In some of the prisons visited, the general policy was to separate this category of prisoners from the general inmate population for protection reasons, grouping them together in dedicated cells. In some other establishments, however, no such policy was in place; as a result, the “low caste” prisoners were often exposed to a risk of violence, intimidation and exploitation by their cellmates. The CPT calls upon the Ukrainian authorities to develop and implement a comprehensive strategy for combating inter-prisoner violence and intimidation and tackling the phenomenon of informal prisoner hierarchy with all its negative consequences. Steps should also be taken to significantly increase staffing levels in the prisons visited, with a view to reinforcing the presence of custodial staff in the detention areas.

Most of the prisons visited by the delegation were located in old buildings which had not undergone any major refurbishment for years, if not decades. As a result, the bulk of the prisoner accommodation in these establishments was in a poor state of repair (damp-ridden and crumbling walls, damaged floors, rusty sanitary installations, bug-infested bedding, limited access to natural light and ventilation, etc.). The situation was particularly precarious at Odesa Pre-Trial Detention Facility (SIZO) where the conditions of detention of the great majority of prisoners could, in the CPT’s view, easily be considered as inhuman and degrading.

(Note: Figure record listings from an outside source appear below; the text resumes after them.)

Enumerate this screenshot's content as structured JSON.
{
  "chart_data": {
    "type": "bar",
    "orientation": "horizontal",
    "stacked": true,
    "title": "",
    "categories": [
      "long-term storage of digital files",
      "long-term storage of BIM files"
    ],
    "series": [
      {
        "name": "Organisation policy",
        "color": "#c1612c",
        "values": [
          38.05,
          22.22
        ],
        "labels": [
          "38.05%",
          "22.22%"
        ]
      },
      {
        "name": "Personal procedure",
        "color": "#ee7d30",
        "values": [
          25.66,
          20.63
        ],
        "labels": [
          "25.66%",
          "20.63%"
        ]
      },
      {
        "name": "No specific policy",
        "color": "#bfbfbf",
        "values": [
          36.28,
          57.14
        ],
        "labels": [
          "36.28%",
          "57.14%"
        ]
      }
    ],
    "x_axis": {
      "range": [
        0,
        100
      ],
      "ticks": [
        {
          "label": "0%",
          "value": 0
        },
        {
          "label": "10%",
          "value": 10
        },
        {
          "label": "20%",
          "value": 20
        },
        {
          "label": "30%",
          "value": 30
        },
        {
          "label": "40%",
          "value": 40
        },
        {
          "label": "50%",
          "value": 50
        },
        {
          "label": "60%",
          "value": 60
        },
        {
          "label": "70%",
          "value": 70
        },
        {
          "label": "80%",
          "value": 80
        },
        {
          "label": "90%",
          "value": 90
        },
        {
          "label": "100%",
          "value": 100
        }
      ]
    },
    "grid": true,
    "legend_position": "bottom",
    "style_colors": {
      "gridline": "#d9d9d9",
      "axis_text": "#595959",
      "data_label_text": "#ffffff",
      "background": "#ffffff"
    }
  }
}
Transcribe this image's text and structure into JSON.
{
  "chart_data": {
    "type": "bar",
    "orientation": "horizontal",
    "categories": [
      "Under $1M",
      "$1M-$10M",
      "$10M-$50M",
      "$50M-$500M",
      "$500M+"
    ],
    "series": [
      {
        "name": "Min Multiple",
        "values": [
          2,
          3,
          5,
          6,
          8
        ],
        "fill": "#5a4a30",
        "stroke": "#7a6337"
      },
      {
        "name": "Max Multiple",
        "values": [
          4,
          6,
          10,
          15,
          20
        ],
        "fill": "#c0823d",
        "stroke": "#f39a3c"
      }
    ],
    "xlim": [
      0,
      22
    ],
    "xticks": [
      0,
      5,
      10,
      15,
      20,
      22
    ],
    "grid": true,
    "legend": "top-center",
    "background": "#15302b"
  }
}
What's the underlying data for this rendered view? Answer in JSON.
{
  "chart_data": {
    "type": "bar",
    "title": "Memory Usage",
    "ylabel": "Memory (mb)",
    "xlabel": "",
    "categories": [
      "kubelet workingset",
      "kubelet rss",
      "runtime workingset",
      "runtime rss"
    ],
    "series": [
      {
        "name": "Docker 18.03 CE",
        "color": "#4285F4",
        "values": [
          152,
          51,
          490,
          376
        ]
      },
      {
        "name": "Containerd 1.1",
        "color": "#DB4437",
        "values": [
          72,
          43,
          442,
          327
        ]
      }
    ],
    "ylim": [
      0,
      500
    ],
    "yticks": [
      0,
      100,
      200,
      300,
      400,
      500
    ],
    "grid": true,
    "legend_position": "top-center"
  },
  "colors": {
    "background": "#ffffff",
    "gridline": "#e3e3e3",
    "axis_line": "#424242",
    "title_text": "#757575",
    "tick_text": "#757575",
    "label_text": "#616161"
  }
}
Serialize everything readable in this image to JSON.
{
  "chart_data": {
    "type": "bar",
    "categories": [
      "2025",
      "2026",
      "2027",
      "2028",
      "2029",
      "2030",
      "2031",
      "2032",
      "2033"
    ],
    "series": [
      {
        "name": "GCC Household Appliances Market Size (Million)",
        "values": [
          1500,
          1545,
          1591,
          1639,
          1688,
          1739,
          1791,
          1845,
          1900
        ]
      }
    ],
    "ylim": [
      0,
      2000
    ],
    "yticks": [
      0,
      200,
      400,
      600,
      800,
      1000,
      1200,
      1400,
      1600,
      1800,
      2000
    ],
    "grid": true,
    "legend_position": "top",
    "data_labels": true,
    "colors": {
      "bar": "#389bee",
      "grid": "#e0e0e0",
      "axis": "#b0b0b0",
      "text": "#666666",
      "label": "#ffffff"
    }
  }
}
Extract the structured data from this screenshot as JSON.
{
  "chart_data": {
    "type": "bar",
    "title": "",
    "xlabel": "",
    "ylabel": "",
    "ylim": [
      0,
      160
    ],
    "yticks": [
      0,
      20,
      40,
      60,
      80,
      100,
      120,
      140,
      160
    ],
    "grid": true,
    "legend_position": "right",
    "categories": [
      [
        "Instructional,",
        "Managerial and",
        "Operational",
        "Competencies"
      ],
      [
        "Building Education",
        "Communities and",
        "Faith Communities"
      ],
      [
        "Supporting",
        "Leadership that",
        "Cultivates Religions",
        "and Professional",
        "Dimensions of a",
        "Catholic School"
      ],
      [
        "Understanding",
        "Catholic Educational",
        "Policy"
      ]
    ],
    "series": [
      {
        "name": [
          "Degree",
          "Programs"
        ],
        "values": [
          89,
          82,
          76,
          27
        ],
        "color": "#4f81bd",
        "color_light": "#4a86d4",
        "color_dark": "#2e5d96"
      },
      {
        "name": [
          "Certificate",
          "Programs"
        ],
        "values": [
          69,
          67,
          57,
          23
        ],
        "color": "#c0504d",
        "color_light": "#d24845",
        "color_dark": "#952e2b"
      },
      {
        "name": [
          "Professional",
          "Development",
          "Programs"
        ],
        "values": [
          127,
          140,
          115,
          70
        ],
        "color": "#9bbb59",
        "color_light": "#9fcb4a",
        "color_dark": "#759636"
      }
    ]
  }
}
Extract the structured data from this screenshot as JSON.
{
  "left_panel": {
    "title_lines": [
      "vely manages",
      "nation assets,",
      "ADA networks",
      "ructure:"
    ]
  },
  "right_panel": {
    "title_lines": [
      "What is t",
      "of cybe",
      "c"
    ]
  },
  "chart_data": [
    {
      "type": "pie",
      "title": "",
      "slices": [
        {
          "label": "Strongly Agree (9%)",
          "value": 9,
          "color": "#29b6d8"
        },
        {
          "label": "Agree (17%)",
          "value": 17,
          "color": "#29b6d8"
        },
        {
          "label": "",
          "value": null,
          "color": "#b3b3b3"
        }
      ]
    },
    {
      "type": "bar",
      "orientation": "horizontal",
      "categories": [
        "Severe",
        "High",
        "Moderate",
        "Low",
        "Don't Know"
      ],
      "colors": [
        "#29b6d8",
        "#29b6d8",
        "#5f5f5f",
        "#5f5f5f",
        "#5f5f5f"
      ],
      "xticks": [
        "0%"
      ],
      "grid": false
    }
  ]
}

The Committee also notes with concern that the situation in respect of out-of-cell activities for remand prisoners had not improved since its previous visits. As in the past, with the exception of a small number of working prisoners, adult remand prisoners (including women) held in the prisons visited were effectively confined to their cells for up to 23 hours a day, with hardly any out-of-cell activities available to them, apart from daily outdoor exercise. The regime applied to life-sentenced prisoners was similarly poor; moreover, they were still not allowed to associate with prisoners from other cells.

As concerns the provision of healthcare to prisoners, recommendations are made, inter alia to increase the complement of general practitioners and the nursing staff resources in the establishments visited. The Ukrainian authorities are also called upon to improve the existing procedures for the recording of injuries observed on prisoners and to ensure that medical confidentiality is fully respected.

In the military detention facilities (“hauptvakhtas”) visited, the delegation received no allegations of ill-treatment of detained military servicemen by staff. Further, material conditions of detention in these establishments were on the whole acceptable, although some of the cells in Odesa and Zhytomyr “hauptvakhtas” had limited access to natural light. As regards the regime, it is of particular concern that there were no organised activities for servicemen on remand who were obliged to spend 23 hours per day inside their cells, often for long periods (months and even years).